Russell Brand breached broadcasting code with new Sunday morning radio show
The star returned to live radio on Radio X in April, nine years after he resigned from his Radio 2 slot over a prank played on Fawlty Towers actor Andrew Sachs.
Russell Brand breached broadcasting rules by airing sexual references on his radio show when children were likely to be listening, watchdog Ofcom has ruled.
The star, 42, returned to a live slot between 11am and 1pm on Radio X in April, nine years after he resigned from his Radio 2 show over a prank played on Fawlty Towers actor Andrew Sachs.
But the Sunday May 28 broadcast, in which he asked an Elvis tribute act over the phone: “Have you ever had sex as Elvis?” was pre-recorded.
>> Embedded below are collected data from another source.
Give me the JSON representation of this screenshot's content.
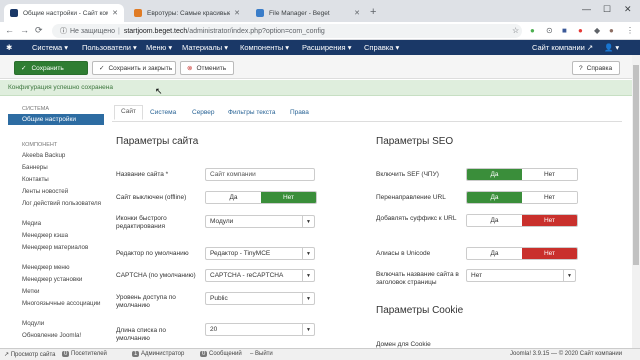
{
  "browser": {
    "tabs": [
      {
        "title": "Общие настройки - Сайт компании",
        "favicon_color": "#1a3867"
      },
      {
        "title": "Евротуры: Самые красивые места!",
        "favicon_color": "#e07b24"
      },
      {
        "title": "File Manager - Beget",
        "favicon_color": "#3a7dc9"
      }
    ],
    "new_tab": "+",
    "back": "←",
    "forward": "→",
    "reload": "⟳",
    "not_secure": "Не защищено",
    "url_host": "startjoom.beget.tech",
    "url_path": "/administrator/index.php?option=com_config",
    "window": {
      "min": "—",
      "max": "☐",
      "close": "✕"
    }
  },
  "joomla_nav": {
    "items": [
      "Система ▾",
      "Пользователи ▾",
      "Меню ▾",
      "Материалы ▾",
      "Компоненты ▾",
      "Расширения ▾",
      "Справка ▾"
    ],
    "site": "Сайт компании ↗",
    "user": "👤 ▾"
  },
  "toolbar": {
    "save": "Сохранить",
    "save_close": "Сохранить и закрыть",
    "cancel": "Отменить",
    "help": "Справка"
  },
  "alert": "Конфигурация успешно сохранена",
  "sidebar": {
    "system_header": "СИСТЕМА",
    "active": "Общие настройки",
    "component_header": "КОМПОНЕНТ",
    "links": [
      "Akeeba Backup",
      "Баннеры",
      "Контакты",
      "Ленты новостей",
      "Лог действий пользователя",
      "Медиа",
      "Менеджер кэша",
      "Менеджер материалов",
      "Менеджер меню",
      "Менеджер установки",
      "Метки",
      "Многоязычные ассоциации",
      "Модули",
      "Обновление Joomla!"
    ]
  },
  "tabs": [
    "Сайт",
    "Система",
    "Сервер",
    "Фильтры текста",
    "Права"
  ],
  "site_params": {
    "title": "Параметры сайта",
    "site_name_label": "Название сайта *",
    "site_name_value": "Сайт компании",
    "offline_label": "Сайт выключен (offline)",
    "offline_yes": "Да",
    "offline_no": "Нет",
    "icons_label": "Иконки быстрого редактирования",
    "icons_value": "Модули",
    "editor_label": "Редактор по умолчанию",
    "editor_value": "Редактор - TinyMCE",
    "captcha_label": "CAPTCHA (по умолчанию)",
    "captcha_value": "CAPTCHA - reCAPTCHA",
    "access_label": "Уровень доступа по умолчанию",
    "access_value": "Public",
    "list_label": "Длина списка по умолчанию",
    "list_value": "20"
  },
  "seo_params": {
    "title": "Параметры SEO",
    "sef_label": "Включить SEF (ЧПУ)",
    "rewrite_label": "Перенаправление URL",
    "suffix_label": "Добавлять суффикс к URL",
    "unicode_label": "Алиасы в Unicode",
    "yes": "Да",
    "no": "Нет",
    "sitename_label": "Включать название сайта в заголовок страницы",
    "sitename_value": "Нет"
  },
  "cookie_params": {
    "title": "Параметры Cookie",
    "domain_label": "Домен для Cookie"
  },
  "status": {
    "preview": "Просмотр сайта",
    "visitors_count": "0",
    "visitors": "Посетителей",
    "admins_count": "1",
    "admins": "Администратор",
    "messages_count": "0",
    "messages": "Сообщений",
    "logout": "Выйти",
    "version": "Joomla! 3.9.15 — © 2020 Сайт компании"
  }
}
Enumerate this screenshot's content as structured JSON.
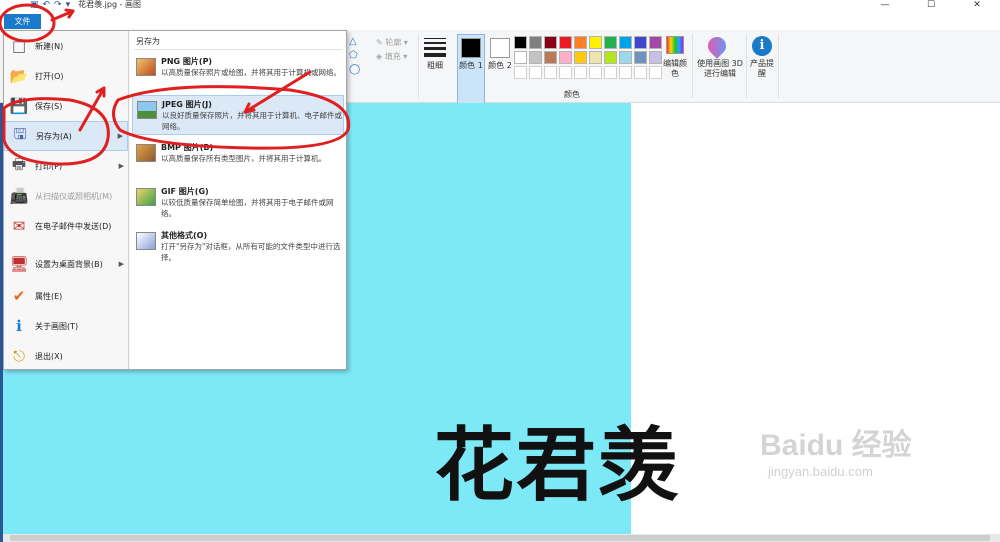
{
  "window": {
    "title": "花君羡.jpg - 画图",
    "controls": [
      "—",
      "☐",
      "✕"
    ]
  },
  "quick_access": {
    "save_icon": "floppy-icon",
    "undo_icon": "undo-icon",
    "redo_icon": "redo-icon",
    "customize_glyph": "▾"
  },
  "file_tab": {
    "label": "文件"
  },
  "ribbon": {
    "outline_label": "轮廓",
    "fill_label": "填充",
    "thickness_label": "粗细",
    "color1_label": "颜色 1",
    "color2_label": "颜色 2",
    "edit_colors_label": "编辑颜色",
    "paint3d_label": "使用画图 3D 进行编辑",
    "product_alert_label": "产品提醒",
    "colors_group_label": "颜色",
    "palette_row1": [
      "#000000",
      "#7f7f7f",
      "#880015",
      "#ed1c24",
      "#ff7f27",
      "#fff200",
      "#22b14c",
      "#00a2e8",
      "#3f48cc",
      "#a349a4"
    ],
    "palette_row2": [
      "#ffffff",
      "#c3c3c3",
      "#b97a57",
      "#ffaec9",
      "#ffc90e",
      "#efe4b0",
      "#b5e61d",
      "#99d9ea",
      "#7092be",
      "#c8bfe7"
    ]
  },
  "file_menu": {
    "items": [
      {
        "label": "新建(N)",
        "icon": "new-file-icon",
        "glyph": "□",
        "disabled": false
      },
      {
        "label": "打开(O)",
        "icon": "open-folder-icon",
        "glyph": "📂",
        "disabled": false
      },
      {
        "label": "保存(S)",
        "icon": "save-icon",
        "glyph": "💾",
        "disabled": false
      },
      {
        "label": "另存为(A)",
        "icon": "save-as-icon",
        "glyph": "🖫",
        "disabled": false,
        "submenu": true
      },
      {
        "label": "打印(P)",
        "icon": "print-icon",
        "glyph": "🖶",
        "disabled": false,
        "submenu": true
      },
      {
        "label": "从扫描仪或照相机(M)",
        "icon": "scanner-icon",
        "glyph": "📠",
        "disabled": true
      },
      {
        "label": "在电子邮件中发送(D)",
        "icon": "email-icon",
        "glyph": "✉",
        "disabled": false
      },
      {
        "label": "设置为桌面背景(B)",
        "icon": "desktop-background-icon",
        "glyph": "🖥",
        "disabled": false,
        "submenu": true
      },
      {
        "label": "属性(E)",
        "icon": "properties-check-icon",
        "glyph": "✔",
        "disabled": false
      },
      {
        "label": "关于画图(T)",
        "icon": "info-icon",
        "glyph": "ℹ",
        "disabled": false
      },
      {
        "label": "退出(X)",
        "icon": "exit-icon",
        "glyph": "⎋",
        "disabled": false
      }
    ],
    "submenu_title": "另存为",
    "save_as_options": [
      {
        "title": "PNG 图片(P)",
        "desc": "以高质量保存照片或绘图，并将其用于计算机或网络。",
        "icon": "png-image-icon"
      },
      {
        "title": "JPEG 图片(J)",
        "desc": "以良好质量保存照片，并将其用于计算机、电子邮件或网络。",
        "icon": "jpeg-image-icon"
      },
      {
        "title": "BMP 图片(B)",
        "desc": "以高质量保存所有类型图片，并将其用于计算机。",
        "icon": "bmp-image-icon"
      },
      {
        "title": "GIF 图片(G)",
        "desc": "以较低质量保存简单绘图，并将其用于电子邮件或网络。",
        "icon": "gif-image-icon"
      },
      {
        "title": "其他格式(O)",
        "desc": "打开\"另存为\"对话框，从所有可能的文件类型中进行选择。",
        "icon": "other-formats-icon"
      }
    ]
  },
  "canvas": {
    "text": "花君羡",
    "left_color": "#7de9f7",
    "right_color": "#ffffff"
  },
  "watermark": {
    "main": "Baidu 经验",
    "sub": "jingyan.baidu.com"
  }
}
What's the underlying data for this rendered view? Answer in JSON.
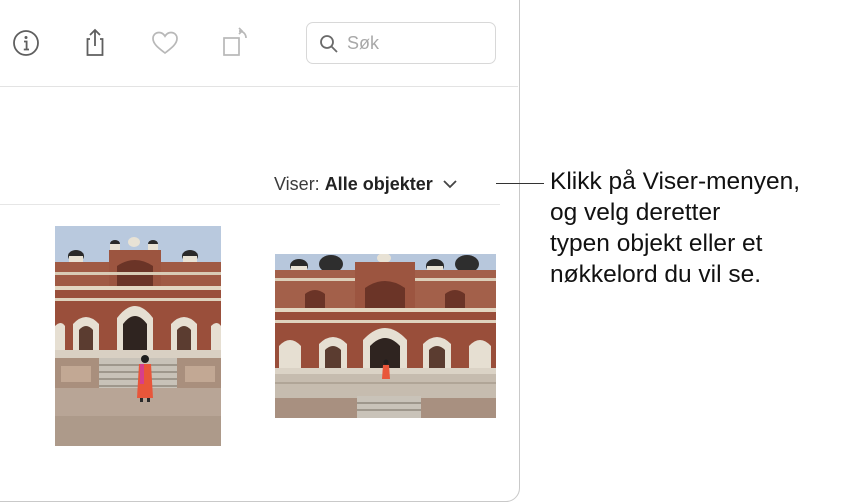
{
  "toolbar": {
    "icons": [
      "info-icon",
      "share-icon",
      "heart-icon",
      "rotate-icon"
    ],
    "search": {
      "placeholder": "Søk",
      "value": ""
    }
  },
  "filter": {
    "label": "Viser:",
    "value": "Alle objekter"
  },
  "photos": [
    {
      "name": "humayun-tomb-portrait"
    },
    {
      "name": "humayun-tomb-landscape"
    }
  ],
  "callout": {
    "lines": [
      "Klikk på Viser-menyen,",
      "og velg deretter",
      "typen objekt eller et",
      "nøkkelord du vil se."
    ]
  },
  "colors": {
    "sky": "#b7c7dc",
    "sandstone": "#9a4f3b",
    "marble": "#ece7dd",
    "ground": "#b9a594",
    "dress": "#e8563a"
  }
}
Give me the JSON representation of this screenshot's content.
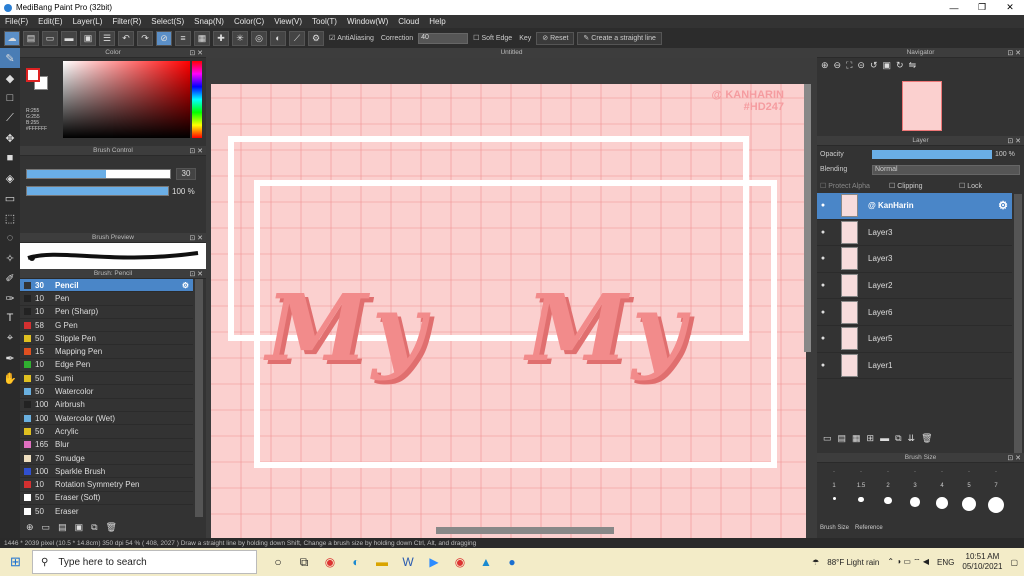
{
  "window": {
    "title": "MediBang Paint Pro (32bit)",
    "minimize": "—",
    "maximize": "❐",
    "close": "✕"
  },
  "menu": [
    "File(F)",
    "Edit(E)",
    "Layer(L)",
    "Filter(R)",
    "Select(S)",
    "Snap(N)",
    "Color(C)",
    "View(V)",
    "Tool(T)",
    "Window(W)",
    "Cloud",
    "Help"
  ],
  "toolbar": {
    "antialiasing": "AntiAliasing",
    "correction_label": "Correction",
    "correction_value": "40",
    "soft_edge": "Soft Edge",
    "key": "Key",
    "reset": "Reset",
    "straight_line": "Create a straight line"
  },
  "color_panel": {
    "title": "Color",
    "r": "R:255",
    "g": "G:255",
    "b": "B:255",
    "hex": "#FFFFFF",
    "primary_color": "#FFFFFF",
    "secondary_color": "#FFFFFF"
  },
  "brush_control": {
    "title": "Brush Control",
    "size": "30",
    "opacity": "100 %",
    "size_fraction": 0.55,
    "opacity_fraction": 1.0
  },
  "brush_preview": {
    "title": "Brush Preview"
  },
  "brush_list": {
    "title": "Brush: Pencil",
    "items": [
      {
        "size": "30",
        "name": "Pencil",
        "color": "#333333",
        "selected": true
      },
      {
        "size": "10",
        "name": "Pen",
        "color": "#222222"
      },
      {
        "size": "10",
        "name": "Pen (Sharp)",
        "color": "#222222"
      },
      {
        "size": "58",
        "name": "G Pen",
        "color": "#d43030"
      },
      {
        "size": "50",
        "name": "Stipple Pen",
        "color": "#e0c020"
      },
      {
        "size": "15",
        "name": "Mapping Pen",
        "color": "#e05020"
      },
      {
        "size": "10",
        "name": "Edge Pen",
        "color": "#30b030"
      },
      {
        "size": "50",
        "name": "Sumi",
        "color": "#e0c020"
      },
      {
        "size": "50",
        "name": "Watercolor",
        "color": "#6ab0e0"
      },
      {
        "size": "100",
        "name": "Airbrush",
        "color": "#222222"
      },
      {
        "size": "100",
        "name": "Watercolor (Wet)",
        "color": "#6ab0e0"
      },
      {
        "size": "50",
        "name": "Acrylic",
        "color": "#e0c020"
      },
      {
        "size": "165",
        "name": "Blur",
        "color": "#e070c0"
      },
      {
        "size": "70",
        "name": "Smudge",
        "color": "#f0e0c0"
      },
      {
        "size": "100",
        "name": "Sparkle Brush",
        "color": "#3050d0"
      },
      {
        "size": "10",
        "name": "Rotation Symmetry Pen",
        "color": "#d43030"
      },
      {
        "size": "50",
        "name": "Eraser (Soft)",
        "color": "#ffffff"
      },
      {
        "size": "50",
        "name": "Eraser",
        "color": "#ffffff"
      }
    ]
  },
  "canvas": {
    "tab": "Untitled",
    "text_left": "My",
    "text_right": "My",
    "watermark_1": "@ KANHARIN",
    "watermark_2": "#HD247",
    "bg_color": "#fbd0cf",
    "text_color": "#f28b8b"
  },
  "navigator": {
    "title": "Navigator"
  },
  "layer_panel": {
    "title": "Layer",
    "opacity_label": "Opacity",
    "opacity_value": "100 %",
    "blending_label": "Blending",
    "blending_value": "Normal",
    "protect_alpha": "Protect Alpha",
    "clipping": "Clipping",
    "lock": "Lock",
    "layers": [
      {
        "name": "@ KanHarin",
        "selected": true
      },
      {
        "name": "Layer3"
      },
      {
        "name": "Layer3"
      },
      {
        "name": "Layer2"
      },
      {
        "name": "Layer6"
      },
      {
        "name": "Layer5"
      },
      {
        "name": "Layer1"
      }
    ]
  },
  "brush_size": {
    "title": "Brush Size",
    "labels": [
      "1",
      "1.5",
      "2",
      "3",
      "4",
      "5",
      "7"
    ],
    "tabs": [
      "Brush Size",
      "Reference"
    ]
  },
  "status": {
    "text": "1446 * 2039 pixel  (10.5 * 14.8cm)  350 dpi  54 %  ( 408, 2027 )  Draw a straight line by holding down Shift, Change a brush size by holding down Ctrl, Alt, and dragging"
  },
  "taskbar": {
    "search_placeholder": "Type here to search",
    "weather": "88°F Light rain",
    "lang": "ENG",
    "time": "10:51 AM",
    "date": "05/10/2021"
  }
}
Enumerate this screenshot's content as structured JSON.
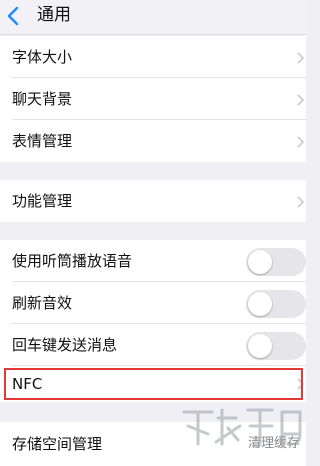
{
  "header": {
    "title": "通用"
  },
  "group1": [
    {
      "label": "字体大小"
    },
    {
      "label": "聊天背景"
    },
    {
      "label": "表情管理"
    }
  ],
  "group2": [
    {
      "label": "功能管理"
    }
  ],
  "group3": [
    {
      "label": "使用听筒播放语音",
      "enabled": false
    },
    {
      "label": "刷新音效",
      "enabled": false
    },
    {
      "label": "回车键发送消息",
      "enabled": false
    },
    {
      "label": "NFC"
    }
  ],
  "group4": [
    {
      "label": "存储空间管理",
      "action": "清理缓存"
    }
  ],
  "colors": {
    "accent": "#1f8bff",
    "highlight": "#e53935"
  }
}
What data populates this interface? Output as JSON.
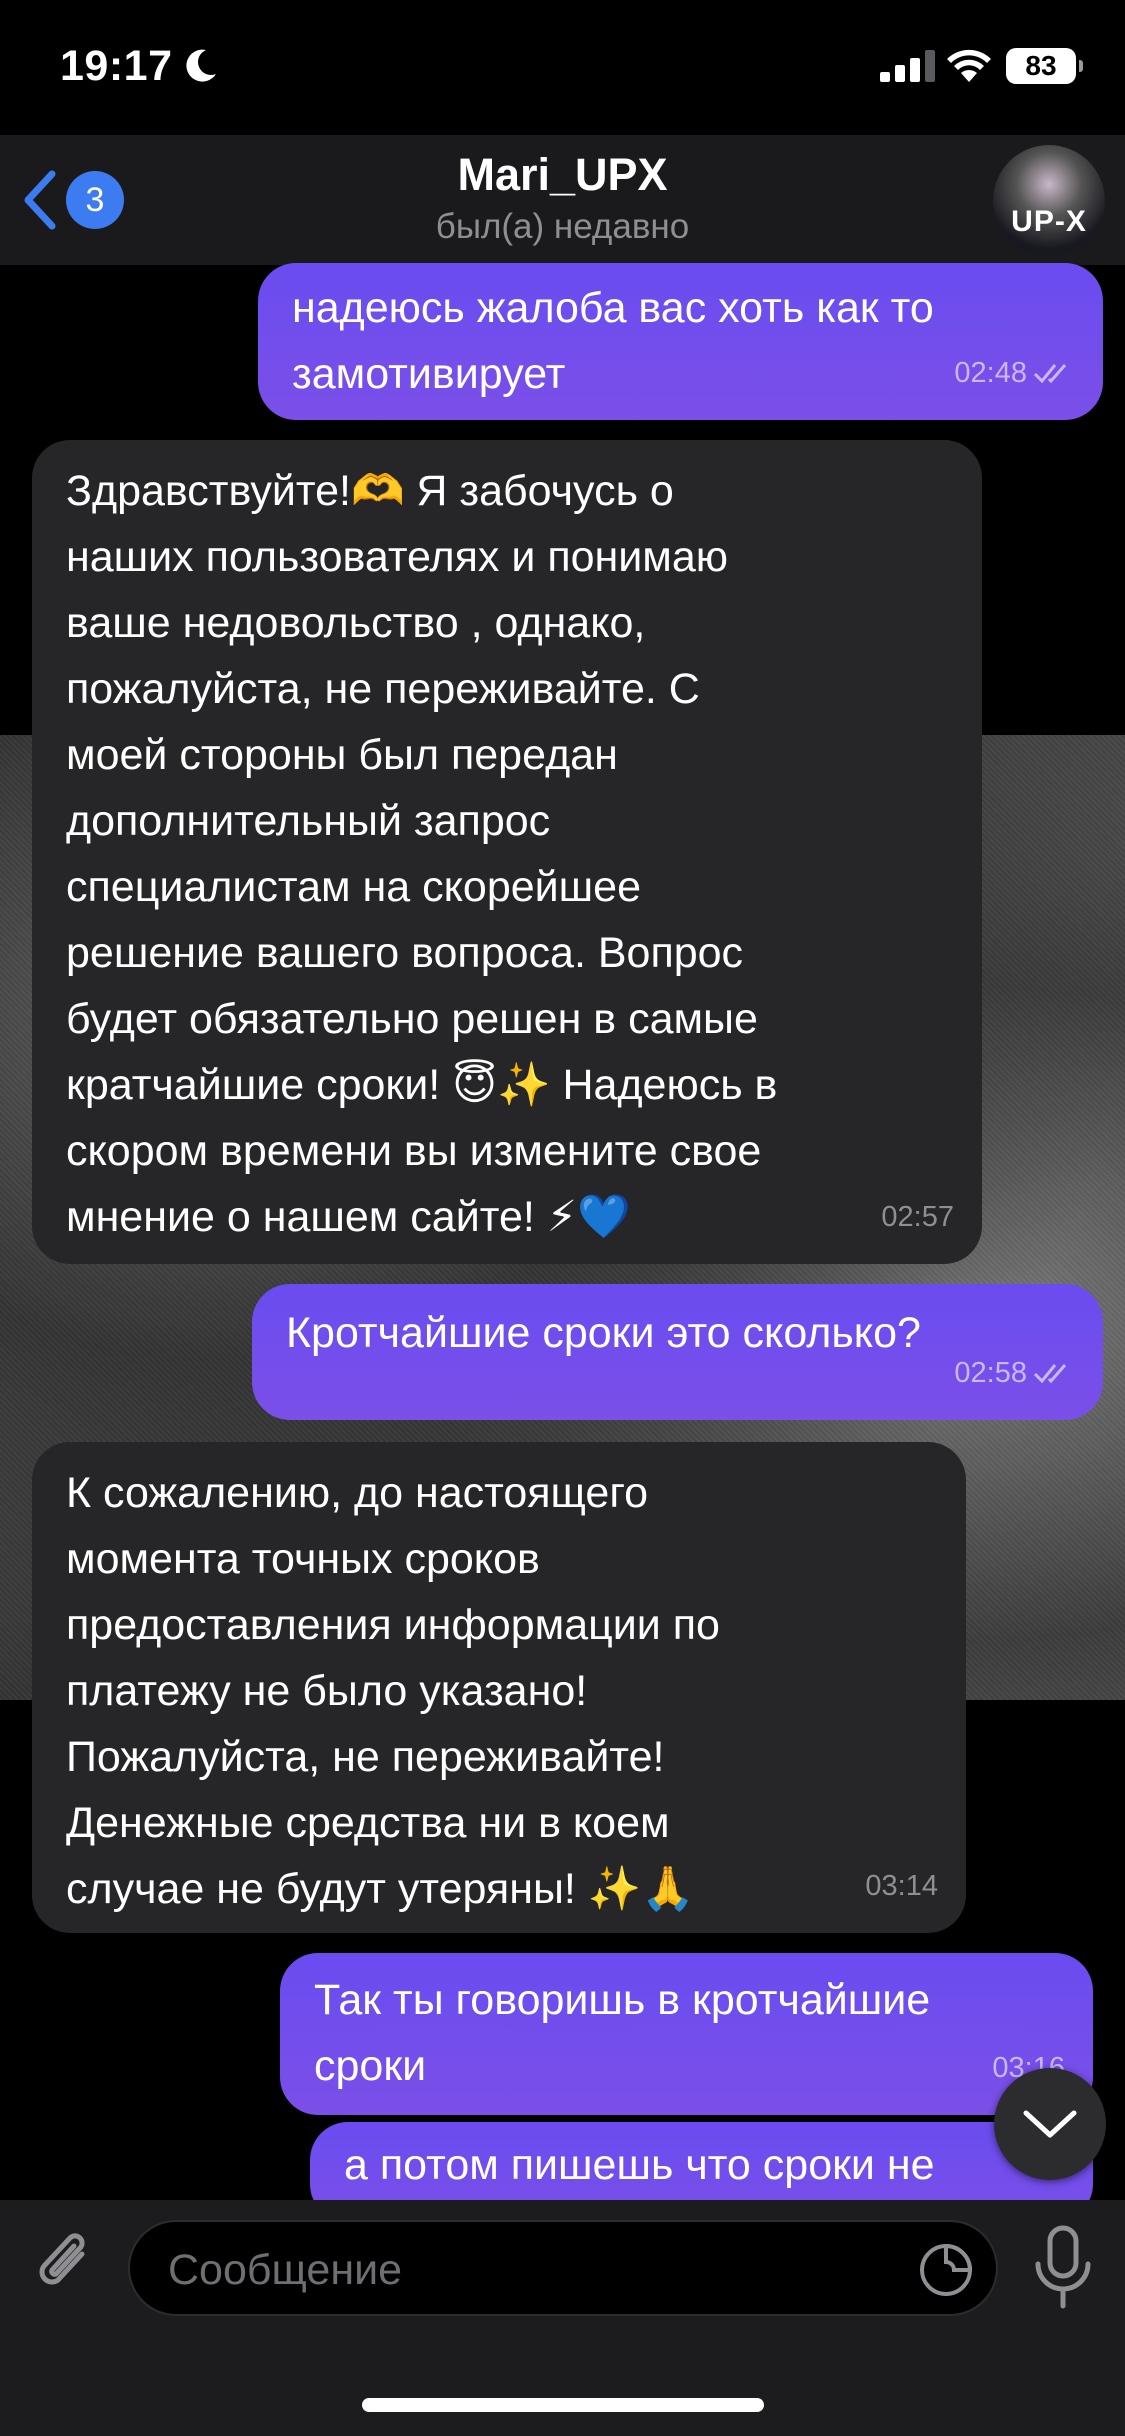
{
  "status_bar": {
    "time": "19:17",
    "battery": "83"
  },
  "header": {
    "back_badge": "3",
    "title": "Mari_UPX",
    "subtitle": "был(а) недавно",
    "avatar_label": "UP-X"
  },
  "messages": [
    {
      "direction": "out",
      "text": "надеюсь жалоба вас хоть как то\nзамотивирует",
      "time": "02:48",
      "read": true
    },
    {
      "direction": "in",
      "text": "Здравствуйте!🫶 Я забочусь о\nнаших пользователях и понимаю\nваше недовольство , однако,\nпожалуйста, не переживайте. С\nмоей стороны был передан\nдополнительный запрос\nспециалистам на скорейшее\nрешение вашего вопроса. Вопрос\nбудет обязательно решен в самые\nкратчайшие сроки! 😇✨ Надеюсь в\nскором времени вы измените свое\nмнение о нашем сайте! ⚡💙",
      "time": "02:57"
    },
    {
      "direction": "out",
      "text": "Кротчайшие сроки это сколько?",
      "time": "02:58",
      "read": true
    },
    {
      "direction": "in",
      "text": "К сожалению, до настоящего\nмомента точных сроков\nпредоставления информации по\nплатежу не было указано!\nПожалуйста, не переживайте!\nДенежные средства ни в коем\nслучае не будут утеряны! ✨🙏",
      "time": "03:14"
    },
    {
      "direction": "out",
      "text": "Так ты говоришь в кротчайшие\nсроки",
      "time": "03:16",
      "read": false
    },
    {
      "direction": "out",
      "text": "а потом пишешь что сроки не",
      "time": ""
    }
  ],
  "input": {
    "placeholder": "Сообщение"
  }
}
A spokesman for broadcasting regulator Ofcom said: “We investigated this Sunday morning show, and found the content included sexual references that were unsuitable for a time when children were likely to be listening.”
In 2009, Ofcom fined the BBC £150,000 over the “Sachsgate” row, describing the Radio 2 broadcast of messages left by Jonathan Ross and Brand on actor Sachs’s voicemail as “gratuitously offensive, humiliating and demeaning”.
In his new, Radio X show, Brand had asked “Have you ever had sex as Elvis?….You ‘ave ain’t yer? I could tell from the ‘Ooo. Ooooo!’”
His guest replied: “I’ve done it without the jump suit, but I have kept the cape on.”
And he told Brand: “The only difficulty with that (the jump suit) is they’re studded, you see, and they get very spiky and so they can cut you in places that you wouldn’t imagine… And if you’re on top of somebody…”
Brand exclaimed: “You’re a bit of a brutal lover there!” to which his guest joked: “Well, yes, I am, especially when I’m covered in rhinestones!”, to which Brand replied: “Phwoar, that’s the way to do it!”
Later in the programme, Brand’s co-host Matt Morgan joked: “You showed yourself up, as you always do.”
Brand asked: “How? What did I do wrong?”
Morgan replied: “Sexualising everything: ‘Have you ever had sex as Elvis?’”
The programme’s resident poet Mr Gee went further, by saying: “Do you remember that documentary where … I think Elvis came out of a hotel and he said he’d just met a prostitute and he just goes to his friend, he just goes: ‘You know that prostitute you showed me? She gives tremendous head, tremendous head?’
Brand replied: “Yes, I do remember that. I remember thinking it was insensitive of Elvis to have said it!”
Entertainment group Global, which owns Radio X, said that the comments were a “fleeting moment” and that the station targeted an “alternative” audience.
But it acknowledged that “some of the further comments … strayed into more mature themes” and the ruling would be “taken on board for future shows”.
Ofcom said that parents were “unlikely to have expected this material at this time” and that “given the programme was pre-recorded … the licensee could have done more to limit the effect the ‘adult themes’ may have had on children in the audience.”
The show was found to have breached Rules 1.3 (appropriate scheduling) and 1.5 (having particular regard for when children are likely to be listening).